Roke, having strengthened to a typhoon on Monday, will cut across the middle of Japan with torrential rain and high winds into Wednesday.
Winds will cause at least moderate damage along and near the direct path of Roke, which will angle northeastward over southern, central and northeastern Honshu.
Torrential rain will threaten flash flooding and mudslides, even in areas of southern Honshu hard-hit by deadly flooding and slides unleashed by Typhoon Talas early in September. Talas poured record-high rainfall with tragic results on the Kii Peninsula of southern Honshu.

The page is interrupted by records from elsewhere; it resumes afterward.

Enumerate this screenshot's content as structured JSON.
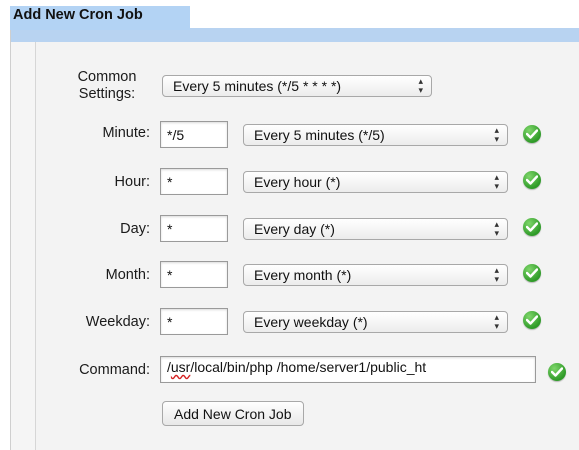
{
  "window": {
    "title": "Add New Cron Job"
  },
  "form": {
    "common_settings": {
      "label": "Common Settings:",
      "label_line1": "Common",
      "label_line2": "Settings:",
      "selected": "Every 5 minutes (*/5 * * * *)"
    },
    "rows": [
      {
        "label": "Minute:",
        "value": "*/5",
        "selected": "Every 5 minutes (*/5)",
        "valid": true
      },
      {
        "label": "Hour:",
        "value": "*",
        "selected": "Every hour (*)",
        "valid": true
      },
      {
        "label": "Day:",
        "value": "*",
        "selected": "Every day (*)",
        "valid": true
      },
      {
        "label": "Month:",
        "value": "*",
        "selected": "Every month (*)",
        "valid": true
      },
      {
        "label": "Weekday:",
        "value": "*",
        "selected": "Every weekday (*)",
        "valid": true
      }
    ],
    "command": {
      "label": "Command:",
      "value": "/usr/local/bin/php /home/server1/public_ht",
      "value_prefix": "/",
      "value_flagged": "usr",
      "value_rest": "/local/bin/php /home/server1/public_ht",
      "valid": true
    },
    "submit_label": "Add New Cron Job"
  },
  "icons": {
    "select_arrows": "up-down-arrows-icon",
    "valid": "green-check-icon"
  },
  "colors": {
    "header_band": "#b8d3f1",
    "check_green": "#2f9a28",
    "spell_error": "#d42020"
  }
}
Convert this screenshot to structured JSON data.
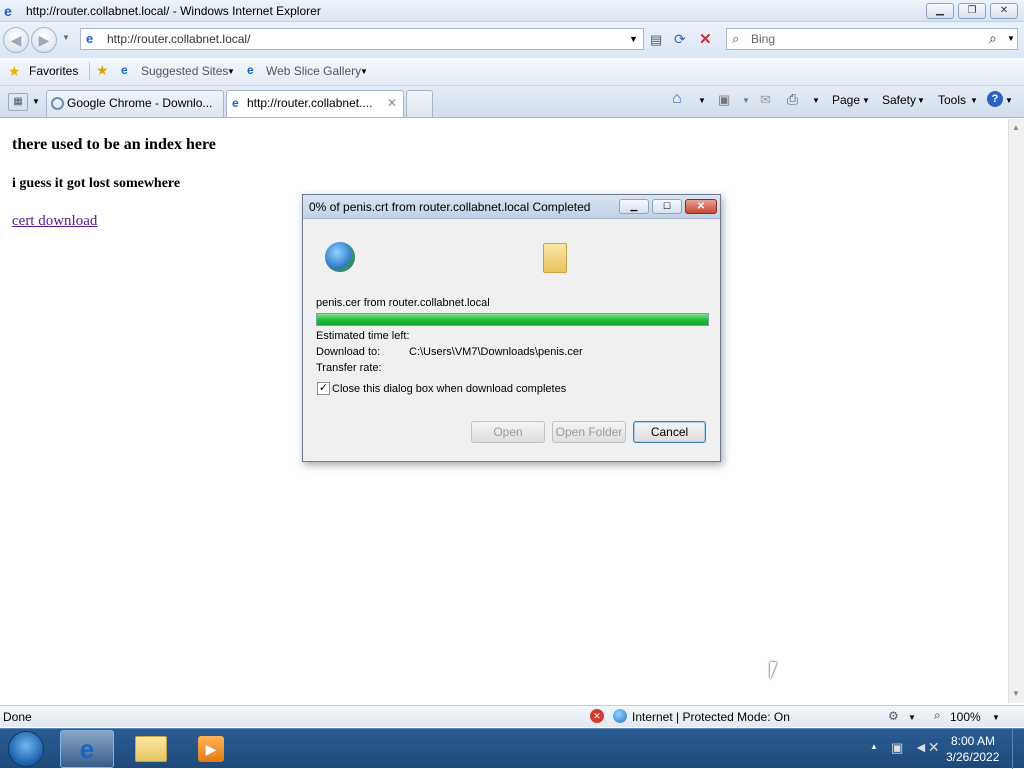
{
  "window": {
    "title": "http://router.collabnet.local/ - Windows Internet Explorer",
    "minimize": "▁",
    "restore": "❐",
    "close": "✕"
  },
  "nav": {
    "address": "http://router.collabnet.local/",
    "search_placeholder": "Bing"
  },
  "favorites_bar": {
    "favorites": "Favorites",
    "suggested_sites": "Suggested Sites",
    "web_slice_gallery": "Web Slice Gallery"
  },
  "tabs": [
    {
      "label": "Google Chrome - Downlo...",
      "active": false
    },
    {
      "label": "http://router.collabnet....",
      "active": true
    }
  ],
  "command_bar": {
    "page": "Page",
    "safety": "Safety",
    "tools": "Tools"
  },
  "page": {
    "heading": "there used to be an index here",
    "subheading": "i guess it got lost somewhere",
    "link": "cert download"
  },
  "dialog": {
    "title": "0% of penis.crt from router.collabnet.local Completed",
    "source": "penis.cer from router.collabnet.local",
    "progress": 1.0,
    "estimated_label": "Estimated time left:",
    "download_to_label": "Download to:",
    "download_to_value": "C:\\Users\\VM7\\Downloads\\penis.cer",
    "transfer_rate_label": "Transfer rate:",
    "close_checkbox_label": "Close this dialog box when download completes",
    "close_checkbox_checked": true,
    "open_button": "Open",
    "open_folder_button": "Open Folder",
    "cancel_button": "Cancel"
  },
  "status": {
    "left": "Done",
    "zone": "Internet | Protected Mode: On",
    "zoom": "100%"
  },
  "taskbar": {
    "time": "8:00 AM",
    "date": "3/26/2022"
  },
  "colors": {
    "progress": "#22c23a",
    "link": "#551a8b"
  }
}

Japan Meteorological Agency (JMA) image.
On Monday, the eye of Roke was boldly visible on weather radar of the Japan Meteorological Agency (JMA), located in the northern Ryukyu Islands. At the time, highest sustained winds were about 80 mph, according to the Joint Typhoon Warning Center (JTWC). The JTWC fixing of Roke's center was about 60 miles east of Amami Island, with movement towards the north at 6 mph.
Through much of Tuesday, the center of Typhoon Roke will drift northward and northeastward at sea off the northern Ryukyus and southwestern mainland of Japan. Then, acceleration towards the northeast will take the storm over land in southern Honshu. Significantly weakened, Roke will return to sea off northeastern Japan on Wednesday.
Highest rainfall owing to Roke will be at least 10 inches, enough to trigger flooding and landslides in the mostly hilly to mountainous landscape.
Odds area that high winds will cause widespread light to moderate damage. Hurricane-force winds, mostly near landfall, could lead to more serious damage.